The same logic runs through human experience. Created in the image of God, sons and daughters of the Most High — that is what every human being is, regardless of what they do with it. The judgment at the end of the age will be heavier for those who had more light and rejected it.


Q: Do you subscribe to Michael Heiser’s view that God created both angels and humanity to be a united family — different in function but the same in that they were all made to be his sons?

In principle, yes — and Psalm 82 supports it. Both humans and angels are created by God, and therefore both bear the designation “sons of the Most High” in the sense of creatures who carry his image and were designed to exist in relationship with him. The difference is function, not fundamental nature as his creatures.

What is helpful about this framing is what it does with the ending. The New Jerusalem — the new heaven and the new earth — will not be populated only by human beings. The good angels, the ones who did not rebel, are there. God’s kingdom at the end is a unified family: faithful angels and faithful humans together, finally living out the relationship for which both were created. The rebellion of some does not cancel the design for the whole. It only narrows who ends up in the inheritance.

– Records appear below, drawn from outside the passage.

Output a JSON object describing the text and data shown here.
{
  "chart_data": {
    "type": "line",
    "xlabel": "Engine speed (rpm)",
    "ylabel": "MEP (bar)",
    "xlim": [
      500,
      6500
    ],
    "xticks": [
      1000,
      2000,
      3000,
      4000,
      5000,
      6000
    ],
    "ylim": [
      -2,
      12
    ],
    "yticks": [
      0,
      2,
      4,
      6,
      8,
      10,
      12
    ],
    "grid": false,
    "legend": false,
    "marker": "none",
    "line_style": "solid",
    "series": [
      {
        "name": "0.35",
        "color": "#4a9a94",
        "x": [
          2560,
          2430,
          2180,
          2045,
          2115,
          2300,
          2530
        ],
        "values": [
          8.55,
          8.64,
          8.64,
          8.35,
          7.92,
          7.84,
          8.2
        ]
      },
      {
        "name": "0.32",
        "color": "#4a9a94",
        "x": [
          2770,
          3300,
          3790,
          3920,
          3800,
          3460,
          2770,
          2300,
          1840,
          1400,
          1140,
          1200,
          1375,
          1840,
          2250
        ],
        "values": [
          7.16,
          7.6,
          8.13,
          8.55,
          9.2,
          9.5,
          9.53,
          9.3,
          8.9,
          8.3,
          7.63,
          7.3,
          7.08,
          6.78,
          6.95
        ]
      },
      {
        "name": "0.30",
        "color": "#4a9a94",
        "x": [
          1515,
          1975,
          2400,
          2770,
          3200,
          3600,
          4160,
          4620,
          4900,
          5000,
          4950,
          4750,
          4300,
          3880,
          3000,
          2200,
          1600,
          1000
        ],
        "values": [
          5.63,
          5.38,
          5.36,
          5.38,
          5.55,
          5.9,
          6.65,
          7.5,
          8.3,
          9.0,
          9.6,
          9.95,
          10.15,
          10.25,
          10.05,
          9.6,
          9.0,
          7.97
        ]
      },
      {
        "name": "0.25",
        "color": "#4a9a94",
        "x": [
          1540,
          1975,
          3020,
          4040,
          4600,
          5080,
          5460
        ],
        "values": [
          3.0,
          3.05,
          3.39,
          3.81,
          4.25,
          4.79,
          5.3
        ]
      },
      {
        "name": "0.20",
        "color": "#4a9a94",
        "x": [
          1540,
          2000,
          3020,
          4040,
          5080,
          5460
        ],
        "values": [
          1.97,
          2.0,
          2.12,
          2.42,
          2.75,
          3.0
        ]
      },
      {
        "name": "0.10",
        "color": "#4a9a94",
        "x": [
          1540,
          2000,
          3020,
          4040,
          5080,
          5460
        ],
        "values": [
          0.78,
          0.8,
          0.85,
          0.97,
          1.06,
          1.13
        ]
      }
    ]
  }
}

(Michael Heiser’s work, particularly The Unseen Realm, is a valuable scholarly resource for the framework this study is operating within.)


Q: Where can we find the stories about Abraham and his father being an idol maker? Is that in the Bible?

No — not in the canonical text. These stories come from extra-biblical Jewish sources, primarily Jubilees and the Book of Jasher, as well as later rabbinic tradition. They are not part of the 66-book canon and cannot be treated as Scripture. What they represent is the cultural memory and interpretive tradition that surrounded the biblical text in the Jewish world — the kind of background the original audience already carried.

These details are consistent with what the canonical text implies — Abraham left an idol-saturated culture when God called him — but the specific stories about his father’s workshop and Abraham’s own skepticism of the idols are extra-biblical. They can be read with interest and discernment as historical context, in the same way 1 Enoch illuminates the Genesis 6 account, without treating them as authoritative revelation. Searching Jubilees or Jasher directly, or using a search engine to locate the relevant sections, will surface the relevant passages for anyone who wants to explore them.


These questions were raised during the session and are preserved here as a record of what came up in the room. They are a companion to, not a replacement for, the main chapter notes.